【親も知らない今どき入試】栄東が断トツ1位! 18年首都圏私立中志願者数ランク

 2018年の中学入試も終了した。そこで、今年の中学入試の志願者数ランクを紹介したい。

 今年の首都圏の中学入試受験生数は、首都圏模試センターの集計によると、4年連続で増えた。そのなかで、トップは栄東で4年連続の1万人超。2位は開智で埼玉勢が1、2位を独占、2校とも志願者を増やした。

 地元塾の講師は「中学受験熱が高まってきていることに加えて、埼玉の入試は1月10日と早く、2月1日から始まる東京や神奈川が本命の受験生の腕試しで志願者が多いのでしょう。そのため、例年、志願者は多いのですが、合格者が多いのも特徴で、倍率はそれほど高くありません」と話す。
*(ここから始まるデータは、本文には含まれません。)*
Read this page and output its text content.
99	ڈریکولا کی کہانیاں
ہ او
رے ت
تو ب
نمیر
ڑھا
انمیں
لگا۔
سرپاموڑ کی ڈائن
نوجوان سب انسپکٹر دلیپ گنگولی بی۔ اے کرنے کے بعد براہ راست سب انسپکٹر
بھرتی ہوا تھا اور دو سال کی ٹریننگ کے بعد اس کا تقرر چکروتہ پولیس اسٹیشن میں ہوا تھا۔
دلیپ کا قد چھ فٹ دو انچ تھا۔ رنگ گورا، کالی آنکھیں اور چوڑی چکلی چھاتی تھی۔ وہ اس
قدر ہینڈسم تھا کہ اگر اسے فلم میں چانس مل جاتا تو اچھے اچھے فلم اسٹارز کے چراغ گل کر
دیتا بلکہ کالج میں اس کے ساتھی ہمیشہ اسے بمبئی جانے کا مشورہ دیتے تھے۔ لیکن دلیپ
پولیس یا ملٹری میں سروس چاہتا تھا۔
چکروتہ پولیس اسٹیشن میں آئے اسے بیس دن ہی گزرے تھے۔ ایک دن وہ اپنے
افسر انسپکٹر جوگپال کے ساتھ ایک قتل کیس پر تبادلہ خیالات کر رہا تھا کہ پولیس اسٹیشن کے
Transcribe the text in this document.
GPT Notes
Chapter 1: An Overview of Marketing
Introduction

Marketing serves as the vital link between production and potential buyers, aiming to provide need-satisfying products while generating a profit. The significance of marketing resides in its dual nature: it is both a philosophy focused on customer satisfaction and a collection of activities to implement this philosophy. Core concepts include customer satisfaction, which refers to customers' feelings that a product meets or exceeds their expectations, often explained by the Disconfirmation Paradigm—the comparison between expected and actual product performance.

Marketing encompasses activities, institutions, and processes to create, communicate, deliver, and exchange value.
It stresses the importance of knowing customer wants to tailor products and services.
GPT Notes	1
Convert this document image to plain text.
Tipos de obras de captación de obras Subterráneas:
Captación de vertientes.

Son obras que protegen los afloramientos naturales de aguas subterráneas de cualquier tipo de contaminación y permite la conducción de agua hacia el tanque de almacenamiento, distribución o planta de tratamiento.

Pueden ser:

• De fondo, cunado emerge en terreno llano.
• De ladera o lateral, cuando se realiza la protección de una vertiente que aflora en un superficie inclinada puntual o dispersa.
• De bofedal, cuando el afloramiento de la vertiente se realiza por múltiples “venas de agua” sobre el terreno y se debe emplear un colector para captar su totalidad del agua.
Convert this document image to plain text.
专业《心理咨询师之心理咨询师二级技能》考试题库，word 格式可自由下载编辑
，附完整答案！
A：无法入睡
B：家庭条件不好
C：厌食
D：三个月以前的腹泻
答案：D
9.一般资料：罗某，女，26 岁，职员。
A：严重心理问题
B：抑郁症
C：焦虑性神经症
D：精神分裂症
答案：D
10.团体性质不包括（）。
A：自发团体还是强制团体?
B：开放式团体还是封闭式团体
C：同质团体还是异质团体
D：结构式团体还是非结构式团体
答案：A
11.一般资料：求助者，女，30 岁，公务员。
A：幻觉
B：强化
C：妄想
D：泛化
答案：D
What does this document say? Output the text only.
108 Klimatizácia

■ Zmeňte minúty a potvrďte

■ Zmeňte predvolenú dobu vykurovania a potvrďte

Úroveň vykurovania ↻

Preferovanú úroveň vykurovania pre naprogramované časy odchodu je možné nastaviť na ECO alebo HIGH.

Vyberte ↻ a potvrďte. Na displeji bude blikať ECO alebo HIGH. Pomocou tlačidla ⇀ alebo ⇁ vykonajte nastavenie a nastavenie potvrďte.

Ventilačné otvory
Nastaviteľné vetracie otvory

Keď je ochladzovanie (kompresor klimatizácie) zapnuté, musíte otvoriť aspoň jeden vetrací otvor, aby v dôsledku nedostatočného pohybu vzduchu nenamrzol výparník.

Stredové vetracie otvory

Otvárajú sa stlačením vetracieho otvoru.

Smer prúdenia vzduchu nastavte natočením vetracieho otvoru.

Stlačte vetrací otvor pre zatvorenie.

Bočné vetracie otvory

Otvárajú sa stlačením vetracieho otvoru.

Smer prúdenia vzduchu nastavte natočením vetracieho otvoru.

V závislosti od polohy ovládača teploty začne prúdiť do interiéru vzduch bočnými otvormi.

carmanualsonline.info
 栄東は一昨年、東大合格者数が初めて県内トップになった。開智は昨年、過去最高の東大合格者18人で、実績アップも志願者増の一因だ。

 千葉も1月20日と試験開始が早い。その影響もあって、3位に東邦大付東邦、4位に市川、7位に専修大松戸が入った。埼玉、千葉勢ともすべて共学校。開成や桜蔭のように、東京や神奈川のトップ校は男女別学校が多いのとは対照的だ。

 東京では、学校改革を行って人気を集めている学校が多い。5位の広尾学園、6位の三田国際学園はもとは女子校で今は共学校だ。ランク中、9位の東京都市大付が男子校、10位の豊島岡女子学園が女子校で、別学校は2校だけ。

 今年の特徴について、大手塾の講師は「近年、大学付属校の人気が高いのですが、今年も続いた。20年度の大学入試改革が不安ということから、大学付属中からエスカレーター式での大学進学を考えている保護者が多いようです。しかし、今回、改革されるのは今のセンター試験ですから、影響が大きいのは国公立大です。私立大入試は今まで通り大学独自の試験ですから、そんなに気にしなくてもいいと思います。それより付属校の良さをもっと知って選んでほしい」という。

 付属校を目指すのなら、中高6年プラス大学4年のあわせて10年で、自分の興味、関心を極めたほうがよさそうだ。

 ■安田賢治(やすだ・けんじ) 大学通信の情報調査・編集部ゼネラルマネジャー。1956年兵庫県生まれ。灘中高、早稲田大卒業後、大学通信入社。中高・大学受験の案内書・情報誌の編集責任者として大学合格や就職情報を発信。私立学校のコンサルティングにも協力。著書に『中学受験のひみつ』(朝日出版)など。